Rick Pitino’s recruitment of the Eastern Commerce High School star was heavily covered by the local Toronto TV stations and newspapers throughout his senior season and it helped create awareness among many local athletes that not only could you obtain a scholarship to play basketball in the United States (something most Canadian universities still don’t offer student-athletes to this day), but that somebody from Toronto could play with the big boys in the Mecca of college basketball: Kentucky.
Prior to that, you may have heard of players from Toronto playing at smaller schools like Niagara or Canisius which are close to the border in upstate New York, but it was unthinkable for somebody from Toronto to play for Kentucky.
Aside from the direct line that can be drawn from Magloire to Jamal Murray at UK, there are approximately 100 players from the Toronto area currently playing NCAA Division I basketball. Pitino bringing Magloire to Kentucky was letting the cat out of the bag with respect to the talent level of players from the Toronto area. Many other coaches began to follow Pitino’s lead and an influx of NCAA coaches began to appear in gymnasiums all over Toronto.
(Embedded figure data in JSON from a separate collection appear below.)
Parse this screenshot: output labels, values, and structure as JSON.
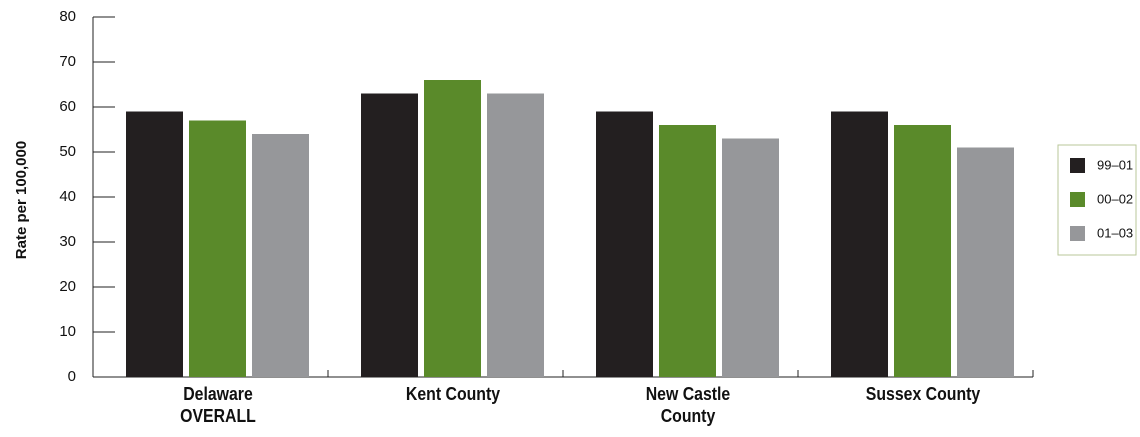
{
  "chart_data": {
    "type": "bar",
    "y_label": "Rate per 100,000",
    "categories": [
      "Delaware OVERALL",
      "Kent County",
      "New Castle County",
      "Sussex County"
    ],
    "series": [
      {
        "name": "99–01",
        "color": "#231f20",
        "values": [
          59,
          63,
          59,
          59
        ]
      },
      {
        "name": "00–02",
        "color": "#5a8a2a",
        "values": [
          57,
          66,
          56,
          56
        ]
      },
      {
        "name": "01–03",
        "color": "#96979a",
        "values": [
          54,
          63,
          53,
          51
        ]
      }
    ],
    "ylim": [
      0,
      80
    ],
    "yticks": [
      0,
      10,
      20,
      30,
      40,
      50,
      60,
      70,
      80
    ],
    "legend": "right"
  }
}
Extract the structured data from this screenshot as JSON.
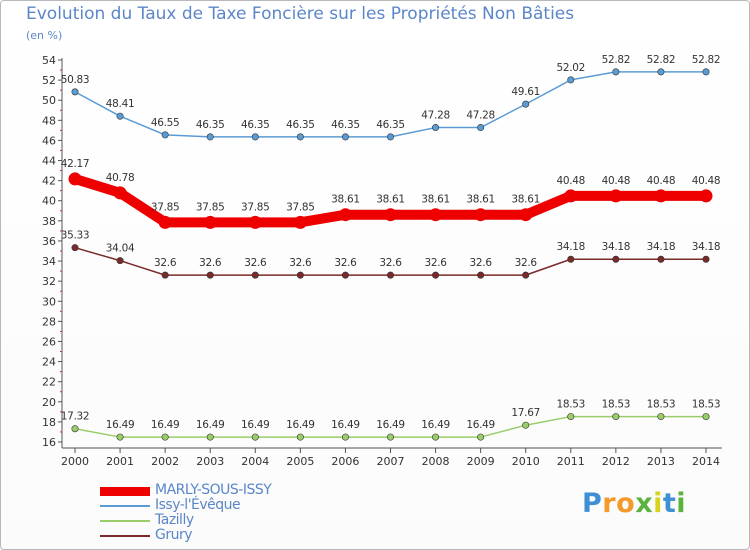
{
  "page": {
    "title": "Evolution du Taux de Taxe Foncière sur les Propriétés Non Bâties",
    "unit": "(en %)"
  },
  "logo": {
    "letters": [
      {
        "char": "P",
        "color": "#3f8fd4"
      },
      {
        "char": "r",
        "color": "#f39a2b"
      },
      {
        "char": "o",
        "color": "#f39a2b"
      },
      {
        "char": "x",
        "color": "#5bb23c"
      },
      {
        "char": "i",
        "color": "#d9d21f"
      },
      {
        "char": "t",
        "color": "#3f8fd4"
      },
      {
        "char": "i",
        "color": "#5bb23c"
      }
    ]
  },
  "chart_data": {
    "type": "line",
    "title": "Evolution du Taux de Taxe Foncière sur les Propriétés Non Bâties",
    "ylabel": "(en %)",
    "xlabel": "",
    "x": [
      "2000",
      "2001",
      "2002",
      "2003",
      "2004",
      "2005",
      "2006",
      "2007",
      "2008",
      "2009",
      "2010",
      "2011",
      "2012",
      "2013",
      "2014"
    ],
    "ylim": [
      16,
      54
    ],
    "yticks": [
      16,
      18,
      20,
      22,
      24,
      26,
      28,
      30,
      32,
      34,
      36,
      38,
      40,
      42,
      44,
      46,
      48,
      50,
      52,
      54
    ],
    "grid": false,
    "legend_position": "bottom-left",
    "series": [
      {
        "name": "MARLY-SOUS-ISSY",
        "color": "#ee0000",
        "emphasis": true,
        "values": [
          42.17,
          40.78,
          37.85,
          37.85,
          37.85,
          37.85,
          38.61,
          38.61,
          38.61,
          38.61,
          38.61,
          40.48,
          40.48,
          40.48,
          40.48
        ],
        "labels": [
          "42.17",
          "40.78",
          "37.85",
          "37.85",
          "37.85",
          "37.85",
          "38.61",
          "38.61",
          "38.61",
          "38.61",
          "38.61",
          "40.48",
          "40.48",
          "40.48",
          "40.48"
        ]
      },
      {
        "name": "Issy-l'Évêque",
        "color": "#5b9bd5",
        "emphasis": false,
        "values": [
          50.83,
          48.41,
          46.55,
          46.35,
          46.35,
          46.35,
          46.35,
          46.35,
          47.28,
          47.28,
          49.61,
          52.02,
          52.82,
          52.82,
          52.82
        ],
        "labels": [
          "50.83",
          "48.41",
          "46.55",
          "46.35",
          "46.35",
          "46.35",
          "46.35",
          "46.35",
          "47.28",
          "47.28",
          "49.61",
          "52.02",
          "52.82",
          "52.82",
          "52.82"
        ]
      },
      {
        "name": "Tazilly",
        "color": "#9acd6a",
        "emphasis": false,
        "values": [
          17.32,
          16.49,
          16.49,
          16.49,
          16.49,
          16.49,
          16.49,
          16.49,
          16.49,
          16.49,
          17.67,
          18.53,
          18.53,
          18.53,
          18.53
        ],
        "labels": [
          "17.32",
          "16.49",
          "16.49",
          "16.49",
          "16.49",
          "16.49",
          "16.49",
          "16.49",
          "16.49",
          "16.49",
          "17.67",
          "18.53",
          "18.53",
          "18.53",
          "18.53"
        ]
      },
      {
        "name": "Grury",
        "color": "#7b2a2a",
        "emphasis": false,
        "values": [
          35.33,
          34.04,
          32.6,
          32.6,
          32.6,
          32.6,
          32.6,
          32.6,
          32.6,
          32.6,
          32.6,
          34.18,
          34.18,
          34.18,
          34.18
        ],
        "labels": [
          "35.33",
          "34.04",
          "32.6",
          "32.6",
          "32.6",
          "32.6",
          "32.6",
          "32.6",
          "32.6",
          "32.6",
          "32.6",
          "34.18",
          "34.18",
          "34.18",
          "34.18"
        ]
      }
    ]
  }
}
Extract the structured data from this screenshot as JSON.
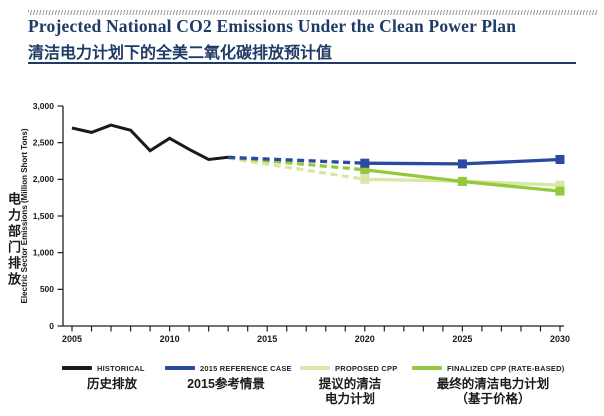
{
  "header": {
    "title": "Projected National CO2 Emissions Under the Clean Power Plan",
    "subtitle_zh": "清洁电力计划下的全美二氧化碳排放预计值",
    "accent_color": "#1e3a66"
  },
  "chart_data": {
    "type": "line",
    "title": "Projected National CO2 Emissions Under the Clean Power Plan",
    "xlabel": "",
    "ylabel_en": "Electric Sector Emissions (Million Short Tons)",
    "ylabel_zh": "电力部门排放",
    "ylim": [
      0,
      3000
    ],
    "xlim": [
      2005,
      2030
    ],
    "grid": false,
    "legend_position": "bottom",
    "y_ticks": [
      0,
      500,
      1000,
      1500,
      2000,
      2500,
      3000
    ],
    "y_tick_labels": [
      "0",
      "500",
      "1,000",
      "1,500",
      "2,000",
      "2,500",
      "3,000"
    ],
    "x_minor_tick_interval": 1,
    "x_tick_labels": [
      "2005",
      "2010",
      "2015",
      "2020",
      "2025",
      "2030"
    ],
    "series": [
      {
        "name": "PROPOSED CPP",
        "name_zh": "提议的清洁电力计划",
        "color": "#d9e6a9",
        "segments": [
          {
            "style": "dashed",
            "x": [
              2013,
              2020
            ],
            "values": [
              2290,
              2000
            ]
          },
          {
            "style": "solid",
            "x": [
              2020,
              2025,
              2030
            ],
            "values": [
              2000,
              1975,
              1920
            ]
          }
        ],
        "markers": {
          "x": [
            2020,
            2025,
            2030
          ],
          "values": [
            2000,
            1975,
            1920
          ]
        }
      },
      {
        "name": "FINALIZED CPP (RATE-BASED)",
        "name_zh": "最终的清洁电力计划（基于价格）",
        "color": "#94c83d",
        "segments": [
          {
            "style": "dashed",
            "x": [
              2013,
              2020
            ],
            "values": [
              2300,
              2130
            ]
          },
          {
            "style": "solid",
            "x": [
              2020,
              2025,
              2030
            ],
            "values": [
              2130,
              1970,
              1840
            ]
          }
        ],
        "markers": {
          "x": [
            2020,
            2025,
            2030
          ],
          "values": [
            2130,
            1970,
            1840
          ]
        }
      },
      {
        "name": "2015 REFERENCE CASE",
        "name_zh": "2015参考情景",
        "color": "#2a49a0",
        "segments": [
          {
            "style": "dashed",
            "x": [
              2013,
              2020
            ],
            "values": [
              2300,
              2220
            ]
          },
          {
            "style": "solid",
            "x": [
              2020,
              2025,
              2030
            ],
            "values": [
              2220,
              2210,
              2270
            ]
          }
        ],
        "markers": {
          "x": [
            2020,
            2025,
            2030
          ],
          "values": [
            2220,
            2210,
            2270
          ]
        }
      },
      {
        "name": "HISTORICAL",
        "name_zh": "历史排放",
        "color": "#1a1a1a",
        "segments": [
          {
            "style": "solid",
            "x": [
              2005,
              2006,
              2007,
              2008,
              2009,
              2010,
              2011,
              2012,
              2013
            ],
            "values": [
              2700,
              2640,
              2740,
              2670,
              2390,
              2560,
              2410,
              2270,
              2300
            ]
          }
        ]
      }
    ]
  },
  "legend": [
    {
      "label": "HISTORICAL",
      "label_zh": "历史排放",
      "color": "#1a1a1a"
    },
    {
      "label": "2015 REFERENCE CASE",
      "label_zh": "2015参考情景",
      "color": "#2a49a0"
    },
    {
      "label": "PROPOSED CPP",
      "label_zh": "提议的清洁\n电力计划",
      "color": "#d9e6a9"
    },
    {
      "label": "FINALIZED CPP (RATE-BASED)",
      "label_zh": "最终的清洁电力计划\n（基于价格）",
      "color": "#94c83d"
    }
  ]
}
Since Magloire’s impact at Kentucky, there have been two Toronto players selected first overall in the NBA Draft in Andrew Wiggins (2014) and Anthony Bennett (2013), as well as Murray being selected seventh overall in this year’s Draft. The NBA is also littered with several others from the Toronto area including Tristan Thompson (Cleveland), Tyler Ennis (Bucks), Nik Stauskas (76ers) to name a few.
Following his successful career at UK that saw him win a National Championship in 1998 under Tubby Smith, as well as becoming the program's all-time leader in blocks, the former All-SEC player was drafted in the first round of the 2000 NBA Draft. He was later voted to the 2004 All-Star game and played for seven different teams over his 12 year NBA career.
Magloire now works as an assistant coach and community ambassador for his hometown Toronto Raptors and continues to be a major influence on the game of basketball north of the border.